There were sirens now, and plenty of them, close at hand. Out of the mist they saw a great black hull looming.
“They’re here all right!” he cried. “Courage, Geraldine! It’s only another five minutes.”
Thirty miles an hour into a fog of mist, with the spray falling like a fountain and the hiss of the seawater like devil’s music in their ears. Then the haze lifted like the curtain before the stage of a theatre, and rolled away into the dim distance. An officer stood by Conyers’ side.
“Hospital ship Princess Hilda just torpedoed by a submarine, sir. They’re picking up the survivors already. We’re right into ’em sir.”
Even as he spoke, the moonlight shone down. There were two trawlers and a patrol boat in sight, and twenty or thirty boats rowing to the scene of the disaster. Suddenly there was a shout.
“Submarine on the port bow!”
They swung around. The sea seemed churned into a mass of soapy foam. Conyers gripped the rail in front of him. The orders had scarcely left his lips before the guns were thundering out. The covered-in structure on the lower deck blazed with an unexpected light. The gun below swung slowly downwards, moved by some unseen instrument. Columns of spray leapt into the air, the roar of the guns was deafening. Then there was another shout—a hoarse yell of excitement. Barely a hundred yards away, the submarine, wobbling strangely, appeared on the surface. An officer in the stern held up the white flag.
“We are sinking!” he shouted. “We surrender!”
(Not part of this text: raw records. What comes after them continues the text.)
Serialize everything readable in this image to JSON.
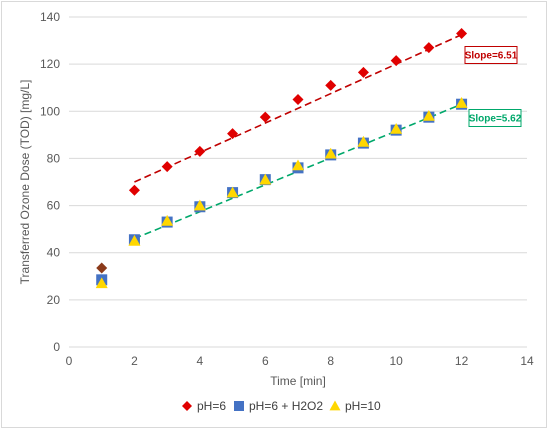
{
  "chart_data": {
    "type": "scatter",
    "title": "",
    "xlabel": "Time [min]",
    "ylabel": "Transferred Ozone Dose (TOD) [mg/L]",
    "xlim": [
      0,
      14
    ],
    "ylim": [
      0,
      140
    ],
    "x_ticks": [
      0,
      2,
      4,
      6,
      8,
      10,
      12,
      14
    ],
    "y_ticks": [
      0,
      20,
      40,
      60,
      80,
      100,
      120,
      140
    ],
    "grid": "horizontal",
    "legend_position": "bottom",
    "series": [
      {
        "name": "pH=6",
        "marker": "diamond",
        "color": "#e00000",
        "first_point_color": "#8b3a1a",
        "x": [
          1,
          2,
          3,
          4,
          5,
          6,
          7,
          8,
          9,
          10,
          11,
          12
        ],
        "y": [
          33.5,
          66.5,
          76.5,
          83,
          90.5,
          97.5,
          105,
          111,
          116.5,
          121.5,
          127,
          133
        ]
      },
      {
        "name": "pH=6 + H2O2",
        "marker": "square",
        "color": "#4472c4",
        "x": [
          1,
          2,
          3,
          4,
          5,
          6,
          7,
          8,
          9,
          10,
          11,
          12
        ],
        "y": [
          28.5,
          45.5,
          53,
          59.5,
          65.5,
          71,
          76,
          81.5,
          86.5,
          92,
          97.5,
          103
        ]
      },
      {
        "name": "pH=10",
        "marker": "triangle",
        "color": "#ffd700",
        "x": [
          1,
          2,
          3,
          4,
          5,
          6,
          7,
          8,
          9,
          10,
          11,
          12
        ],
        "y": [
          27,
          45,
          53.5,
          60,
          65.5,
          71,
          77,
          82,
          87,
          92.5,
          98,
          103.5
        ]
      }
    ],
    "trendlines": [
      {
        "series": "pH=6",
        "color": "#c00000",
        "x": [
          2,
          12
        ],
        "y": [
          70,
          132.5
        ]
      },
      {
        "series": "pH=6 + H2O2",
        "color": "#00a86b",
        "x": [
          2,
          12
        ],
        "y": [
          46,
          103
        ]
      }
    ],
    "annotations": [
      {
        "text": "Slope=6.51",
        "color": "#c00000"
      },
      {
        "text": "Slope=5.62",
        "color": "#00a86b"
      }
    ]
  }
}
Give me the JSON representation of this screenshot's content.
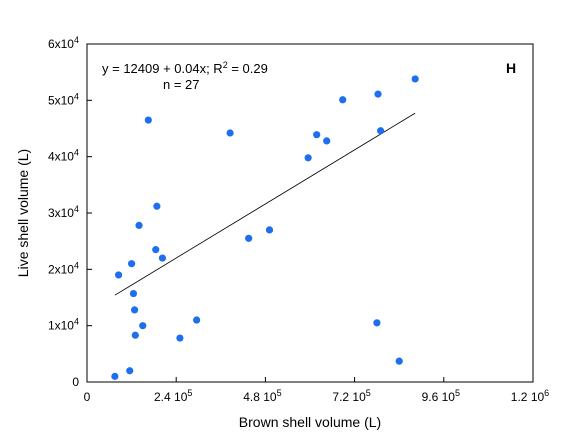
{
  "chart_data": {
    "type": "scatter",
    "xlabel": "Brown shell volume (L)",
    "ylabel": "Live shell volume (L)",
    "xlim": [
      0,
      1200000
    ],
    "ylim": [
      0,
      60000
    ],
    "x_ticks": [
      {
        "value": 0,
        "base": "0",
        "exp": ""
      },
      {
        "value": 240000,
        "base": "2.4 10",
        "exp": "5"
      },
      {
        "value": 480000,
        "base": "4.8 10",
        "exp": "5"
      },
      {
        "value": 720000,
        "base": "7.2 10",
        "exp": "5"
      },
      {
        "value": 960000,
        "base": "9.6 10",
        "exp": "5"
      },
      {
        "value": 1200000,
        "base": "1.2 10",
        "exp": "6"
      }
    ],
    "y_ticks": [
      {
        "value": 0,
        "base": "0",
        "exp": ""
      },
      {
        "value": 10000,
        "base": "1x10",
        "exp": "4"
      },
      {
        "value": 20000,
        "base": "2x10",
        "exp": "4"
      },
      {
        "value": 30000,
        "base": "3x10",
        "exp": "4"
      },
      {
        "value": 40000,
        "base": "4x10",
        "exp": "4"
      },
      {
        "value": 50000,
        "base": "5x10",
        "exp": "4"
      },
      {
        "value": 60000,
        "base": "6x10",
        "exp": "4"
      }
    ],
    "grid": false,
    "panel_label": "H",
    "annotation": {
      "line1_before": "y = 12409 + 0.04x; R",
      "line1_sup": "2",
      "line1_after": " = 0.29",
      "line2": "n = 27"
    },
    "point_color": "#1e6ff0",
    "series": [
      {
        "points": [
          {
            "x": 75000,
            "y": 1000
          },
          {
            "x": 115000,
            "y": 2000
          },
          {
            "x": 85000,
            "y": 19000
          },
          {
            "x": 120000,
            "y": 21000
          },
          {
            "x": 125000,
            "y": 15700
          },
          {
            "x": 128000,
            "y": 12800
          },
          {
            "x": 130000,
            "y": 8300
          },
          {
            "x": 140000,
            "y": 27800
          },
          {
            "x": 150000,
            "y": 10000
          },
          {
            "x": 165000,
            "y": 46500
          },
          {
            "x": 185000,
            "y": 23500
          },
          {
            "x": 188000,
            "y": 31200
          },
          {
            "x": 203000,
            "y": 22000
          },
          {
            "x": 250000,
            "y": 7800
          },
          {
            "x": 295000,
            "y": 11000
          },
          {
            "x": 385000,
            "y": 44200
          },
          {
            "x": 435000,
            "y": 25500
          },
          {
            "x": 491000,
            "y": 27000
          },
          {
            "x": 595000,
            "y": 39800
          },
          {
            "x": 618000,
            "y": 43900
          },
          {
            "x": 645000,
            "y": 42800
          },
          {
            "x": 688000,
            "y": 50100
          },
          {
            "x": 783000,
            "y": 51100
          },
          {
            "x": 790000,
            "y": 44600
          },
          {
            "x": 780000,
            "y": 10500
          },
          {
            "x": 840000,
            "y": 3700
          },
          {
            "x": 883000,
            "y": 53800
          }
        ]
      }
    ],
    "regression": {
      "intercept": 12409,
      "slope": 0.04,
      "x_range": [
        75000,
        883000
      ]
    }
  }
}
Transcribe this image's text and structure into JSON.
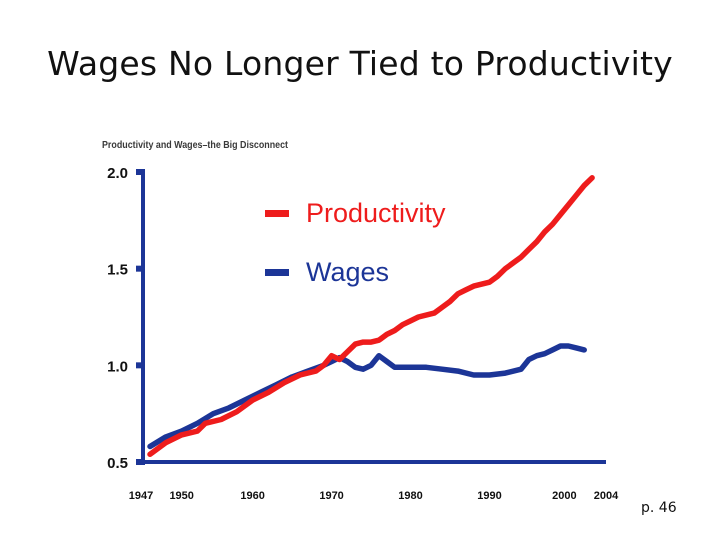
{
  "slide": {
    "title": "Wages No Longer Tied to Productivity",
    "page_label": "p. 46"
  },
  "chart_data": {
    "type": "line",
    "title": "Productivity and Wages–the Big Disconnect",
    "xlabel": "",
    "ylabel": "",
    "xlim": [
      1947,
      2004
    ],
    "ylim": [
      0.5,
      2.0
    ],
    "x_ticks": [
      {
        "value": 1947,
        "label": "1947"
      },
      {
        "value": 1950,
        "label": "1950"
      },
      {
        "value": 1960,
        "label": "1960"
      },
      {
        "value": 1970,
        "label": "1970"
      },
      {
        "value": 1980,
        "label": "1980"
      },
      {
        "value": 1990,
        "label": "1990"
      },
      {
        "value": 2000,
        "label": "2000"
      },
      {
        "value": 2004,
        "label": "2004"
      }
    ],
    "y_ticks": [
      {
        "value": 2.0,
        "label": "2.0"
      },
      {
        "value": 1.5,
        "label": "1.5"
      },
      {
        "value": 1.0,
        "label": "1.0"
      },
      {
        "value": 0.5,
        "label": "0.5"
      }
    ],
    "grid": false,
    "legend_position": "top-center",
    "series": [
      {
        "name": "Productivity",
        "color": "#ee1c1c",
        "points": [
          [
            1947,
            0.54
          ],
          [
            1949,
            0.6
          ],
          [
            1951,
            0.64
          ],
          [
            1953,
            0.66
          ],
          [
            1954,
            0.7
          ],
          [
            1956,
            0.72
          ],
          [
            1958,
            0.76
          ],
          [
            1960,
            0.82
          ],
          [
            1962,
            0.86
          ],
          [
            1964,
            0.91
          ],
          [
            1966,
            0.95
          ],
          [
            1968,
            0.97
          ],
          [
            1969,
            1.0
          ],
          [
            1970,
            1.05
          ],
          [
            1971,
            1.03
          ],
          [
            1972,
            1.07
          ],
          [
            1973,
            1.11
          ],
          [
            1974,
            1.12
          ],
          [
            1975,
            1.12
          ],
          [
            1976,
            1.13
          ],
          [
            1977,
            1.16
          ],
          [
            1978,
            1.18
          ],
          [
            1979,
            1.21
          ],
          [
            1980,
            1.23
          ],
          [
            1981,
            1.25
          ],
          [
            1983,
            1.27
          ],
          [
            1984,
            1.3
          ],
          [
            1985,
            1.33
          ],
          [
            1986,
            1.37
          ],
          [
            1987,
            1.39
          ],
          [
            1988,
            1.41
          ],
          [
            1990,
            1.43
          ],
          [
            1991,
            1.46
          ],
          [
            1992,
            1.5
          ],
          [
            1993,
            1.53
          ],
          [
            1994,
            1.56
          ],
          [
            1995,
            1.6
          ],
          [
            1996,
            1.64
          ],
          [
            1997,
            1.69
          ],
          [
            1998,
            1.73
          ],
          [
            1999,
            1.78
          ],
          [
            2000,
            1.83
          ],
          [
            2001,
            1.88
          ],
          [
            2002,
            1.93
          ],
          [
            2003,
            1.97
          ]
        ]
      },
      {
        "name": "Wages",
        "color": "#1c3597",
        "points": [
          [
            1947,
            0.58
          ],
          [
            1949,
            0.63
          ],
          [
            1951,
            0.66
          ],
          [
            1953,
            0.7
          ],
          [
            1955,
            0.75
          ],
          [
            1957,
            0.78
          ],
          [
            1959,
            0.82
          ],
          [
            1961,
            0.86
          ],
          [
            1963,
            0.9
          ],
          [
            1965,
            0.94
          ],
          [
            1967,
            0.97
          ],
          [
            1969,
            1.0
          ],
          [
            1970,
            1.02
          ],
          [
            1971,
            1.04
          ],
          [
            1972,
            1.02
          ],
          [
            1973,
            0.99
          ],
          [
            1974,
            0.98
          ],
          [
            1975,
            1.0
          ],
          [
            1976,
            1.05
          ],
          [
            1977,
            1.02
          ],
          [
            1978,
            0.99
          ],
          [
            1980,
            0.99
          ],
          [
            1982,
            0.99
          ],
          [
            1984,
            0.98
          ],
          [
            1986,
            0.97
          ],
          [
            1988,
            0.95
          ],
          [
            1990,
            0.95
          ],
          [
            1992,
            0.96
          ],
          [
            1994,
            0.98
          ],
          [
            1995,
            1.03
          ],
          [
            1996,
            1.05
          ],
          [
            1997,
            1.06
          ],
          [
            1998,
            1.08
          ],
          [
            1999,
            1.1
          ],
          [
            2000,
            1.1
          ],
          [
            2001,
            1.09
          ],
          [
            2002,
            1.08
          ]
        ]
      }
    ]
  }
}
For a single second Conyers hesitated. Then he looked downwards. The corpse of a woman went floating by; a child, tied on to a table, was bobbing against the side. The red fires flashed before his eyes; the thunder of his voice broke the momentary stillness. In obedience to his command, the guns belched out a level line of flame,—there was nothing more left of the submarine, or of the men clinging on to it like flies. Conyers watched them disappear without the slightest change of expression.
“Hell’s the only place for them!” he muttered. “Send out the boats, Johnson, and cruise around. There may be something else left to be picked up.”
The word of command was passed forward and immediately a boat was lowered.
“A man and a woman clinging to a table, sir,” an officer reported to Conyers. “We’re bringing them on board.”